As global backlash escalates, Trump retreats to Florida golf course, sends mixed signals on economic strategy while Wall Street and allies panic.

President Trump remains defiant amid global markets crash over his sweeping tariff plan, insisting on short-term pain for long-term gains—even as investors, allies, and the Fed sound alarms.

Defiant on the Green: Trump Shrugs as Tariff Turmoil Rattles Markets and Allies

As the Dow spiraled into correction and global retaliation ramped up, President Donald Trump spent Friday not in a strategy room, but teeing off in Florida, unmoved by Wall Street’s panic or the rising cries from corporate America. His vision of an economic “Liberation Day” has so far delivered carnage: a $2 trillion market sell-off, a wave of reciprocal tariffs, and a barrage of criticism from allies, CEOs, and Federal Reserve Chair Jerome Powell.

But none of it is swaying Trump. In fact, it seems to be energizing him.

Posting from his Mar-a-Lago base, the president doubled down: “This is a great time to get rich, richer than ever before!” With that, he rolled into his golf course while markets bled red and world leaders lined up to retaliate.

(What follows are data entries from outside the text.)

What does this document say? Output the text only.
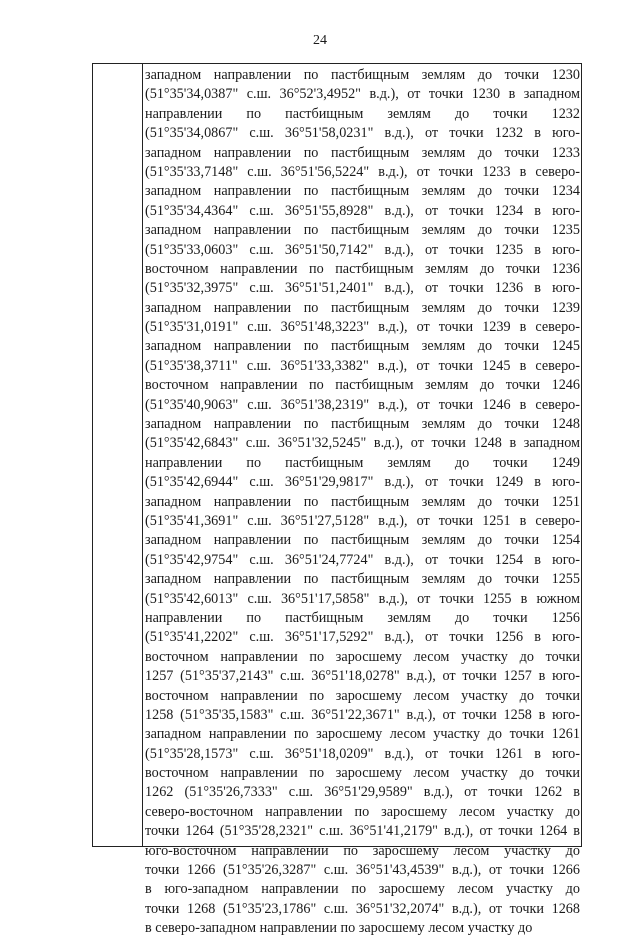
24
западном направлении по пастбищным землям до точки 1230
(51°35'34,0387" с.ш. 36°52'3,4952" в.д.), от точки 1230 в западном
направлении по пастбищным землям до точки 1232
(51°35'34,0867" с.ш. 36°51'58,0231" в.д.), от точки 1232 в юго-
западном направлении по пастбищным землям до точки 1233
(51°35'33,7148" с.ш. 36°51'56,5224" в.д.), от точки 1233 в северо-
западном направлении по пастбищным землям до точки 1234
(51°35'34,4364" с.ш. 36°51'55,8928" в.д.), от точки 1234 в юго-
западном направлении по пастбищным землям до точки 1235
(51°35'33,0603" с.ш. 36°51'50,7142" в.д.), от точки 1235 в юго-
восточном направлении по пастбищным землям до точки 1236
(51°35'32,3975" с.ш. 36°51'51,2401" в.д.), от точки 1236 в юго-
западном направлении по пастбищным землям до точки 1239
(51°35'31,0191" с.ш. 36°51'48,3223" в.д.), от точки 1239 в северо-
западном направлении по пастбищным землям до точки 1245
(51°35'38,3711" с.ш. 36°51'33,3382" в.д.), от точки 1245 в северо-
восточном направлении по пастбищным землям до точки 1246
(51°35'40,9063" с.ш. 36°51'38,2319" в.д.), от точки 1246 в северо-
западном направлении по пастбищным землям до точки 1248
(51°35'42,6843" с.ш. 36°51'32,5245" в.д.), от точки 1248 в западном
направлении по пастбищным землям до точки 1249
(51°35'42,6944" с.ш. 36°51'29,9817" в.д.), от точки 1249 в юго-
западном направлении по пастбищным землям до точки 1251
(51°35'41,3691" с.ш. 36°51'27,5128" в.д.), от точки 1251 в северо-
западном направлении по пастбищным землям до точки 1254
(51°35'42,9754" с.ш. 36°51'24,7724" в.д.), от точки 1254 в юго-
западном направлении по пастбищным землям до точки 1255
(51°35'42,6013" с.ш. 36°51'17,5858" в.д.), от точки 1255 в южном
направлении по пастбищным землям до точки 1256
(51°35'41,2202" с.ш. 36°51'17,5292" в.д.), от точки 1256 в юго-
восточном направлении по заросшему лесом участку до точки
1257 (51°35'37,2143" с.ш. 36°51'18,0278" в.д.), от точки 1257 в юго-
восточном направлении по заросшему лесом участку до точки
1258 (51°35'35,1583" с.ш. 36°51'22,3671" в.д.), от точки 1258 в юго-
западном направлении по заросшему лесом участку до точки 1261
(51°35'28,1573" с.ш. 36°51'18,0209" в.д.), от точки 1261 в юго-
восточном направлении по заросшему лесом участку до точки
1262 (51°35'26,7333" с.ш. 36°51'29,9589" в.д.), от точки 1262 в
северо-восточном направлении по заросшему лесом участку до
точки 1264 (51°35'28,2321" с.ш. 36°51'41,2179" в.д.), от точки 1264 в
юго-восточном направлении по заросшему лесом участку до
точки 1266 (51°35'26,3287" с.ш. 36°51'43,4539" в.д.), от точки 1266
в юго-западном направлении по заросшему лесом участку до
точки 1268 (51°35'23,1786" с.ш. 36°51'32,2074" в.д.), от точки 1268
в северо-западном направлении по заросшему лесом участку до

Trump’s latest gambit—tariffs of up to 54% on Chinese imports and baseline 10% duties on all foreign goods—has triggered a geopolitical firestorm. Beijing hit back with a punishing 34% tax on U.S. products. France’s Macron called for halting European investment in the U.S. Canada, already fuming, received its own targeted swipe after some GOP senators dared to vote against Trump’s emergency declarations.

Even Trump’s own economic advisers are split. Peter Navarro and Scott Lutnick are fueling the fire, insisting this is a necessary reset of global trade norms. Others, like Treasury Secretary Scott Bessent and National Economic Council Director Kevin Hassett, reportedly warned against the timing and scope. Their advice was ignored.

Business titans are fuming. CEOs from across sectors privately threaten lawsuits while fearing open retaliation. “There’s no endgame,” one CEO fumed, noting companies that relocated factories from China to Vietnam during Trump’s first term are now being punished again—with Vietnam slapped with a 46% tariff.

At the Fed, Powell issued a rare public rebuke: tariffs could lead to both inflation and job losses. Trump fired back, demanding a rate cut and accusing Powell of “playing politics.”

Insiders say Trump is sticking to instinct over analysis, motivated more by legacy and leverage than economic modeling. “I wouldn’t want to be the last country to negotiate with Trump,” his son Eric warned. Meanwhile, advisers scramble to refocus public attention on tax cuts for tips and overtime pay—a simpler sell than economic brinkmanship.

But for now, Trump seems unbothered by the chaos he’s unleashed. To critics, it’s reckless. To his base, it’s war-time leadership against a global system long seen as rigged. The only certainty? Trump isn’t backing down—and the markets know it.

For now, America’s trade war is being fought with tweets, tariffs, and titanium resolve—from the 18th hole.